Against this backdrop, we probe the state-directed discourse calling for international engagement and solidarity with the Global South, deploying praxeological approaches to analyze how these calls for engagement were implemented in everyday life. Drawing on a variety of in-depth historical studies, we illustrate how fundraising and aid campaigns were organized and reconstruct their eigensinnig appropriation, that is, how people engaged in these campaigns in a purposeful, pertinacious way.
The subproject explores the construction of voluntariness as a social practice through scrutiny of both state and non-state sources (in the former case, primarily those of internationally oriented mass organizations). In line with a multi-perspective approach to contemporary history, the source base is broad and not limited to written records. Among the diverse archival materials, documents produced by the GDR’s Solidarity Committee and International Friendship League are of key importance. But we also turn the analytical spotlight on media portrayals of the Global South (as conveyed by films, posters, and everyday objects) that were supposed to encourage practices of solidarity. The archival materials are further supplemented by life history interviews.
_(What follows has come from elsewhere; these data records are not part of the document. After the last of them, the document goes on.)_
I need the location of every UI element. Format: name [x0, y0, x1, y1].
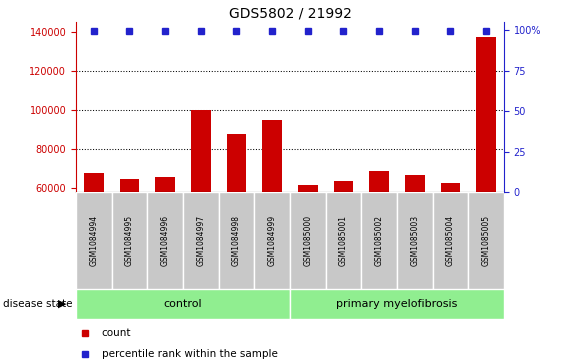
Bar: [120, 179, 139, 306]
Bar: [191, 110, 211, 306]
Bar: [432, 192, 468, 289]
Bar: [405, 175, 425, 306]
Text: GSM1085002: GSM1085002: [374, 215, 383, 266]
Text: primary myelofibrosis: primary myelofibrosis: [336, 299, 458, 309]
Text: GSM1084999: GSM1084999: [267, 215, 276, 266]
Bar: [254, 192, 290, 289]
Text: GSM1085000: GSM1085000: [303, 215, 312, 266]
Text: control: control: [164, 299, 202, 309]
Bar: [155, 177, 175, 306]
Text: GSM1084998: GSM1084998: [232, 215, 241, 266]
Text: disease state: disease state: [3, 299, 72, 309]
Bar: [76, 289, 290, 319]
Bar: [227, 134, 246, 306]
Bar: [298, 184, 318, 306]
Text: GSM1085003: GSM1085003: [410, 215, 419, 266]
Bar: [148, 192, 183, 289]
Bar: [290, 192, 325, 289]
Text: GSM1085001: GSM1085001: [339, 215, 348, 266]
Bar: [397, 192, 432, 289]
Bar: [476, 37, 496, 306]
Text: GSM1085005: GSM1085005: [481, 215, 490, 266]
Text: count: count: [102, 327, 131, 338]
Bar: [111, 192, 148, 289]
Bar: [262, 120, 282, 306]
Title: GDS5802 / 21992: GDS5802 / 21992: [229, 7, 351, 21]
Bar: [361, 192, 397, 289]
Bar: [369, 171, 389, 306]
Text: GSM1085004: GSM1085004: [446, 215, 455, 266]
Bar: [334, 181, 353, 306]
Bar: [468, 192, 504, 289]
Bar: [441, 183, 460, 306]
Bar: [218, 192, 254, 289]
Bar: [183, 192, 218, 289]
Text: GSM1084994: GSM1084994: [90, 215, 99, 266]
Text: GSM1084995: GSM1084995: [125, 215, 134, 266]
Bar: [76, 192, 111, 289]
Text: percentile rank within the sample: percentile rank within the sample: [102, 349, 278, 359]
Text: ▶: ▶: [57, 299, 66, 309]
Text: GSM1084997: GSM1084997: [196, 215, 205, 266]
Bar: [290, 289, 504, 319]
Bar: [325, 192, 361, 289]
Bar: [84, 173, 104, 306]
Text: GSM1084996: GSM1084996: [160, 215, 169, 266]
This subproject makes an important contribution to the research unit’s work. First, it focuses on voluntariness in a “dictatorship,” thereby further expanding the scope of investigation to illiberal societies. Second, continuities and ruptures in voluntariness will be analyzed during periods of political upheaval. Third, the subproject foregrounds migrants from the Global South, thus scrutinizing historical processes of transfer emanating from decolonized states—while drawing, among other things, on postcolonial approaches.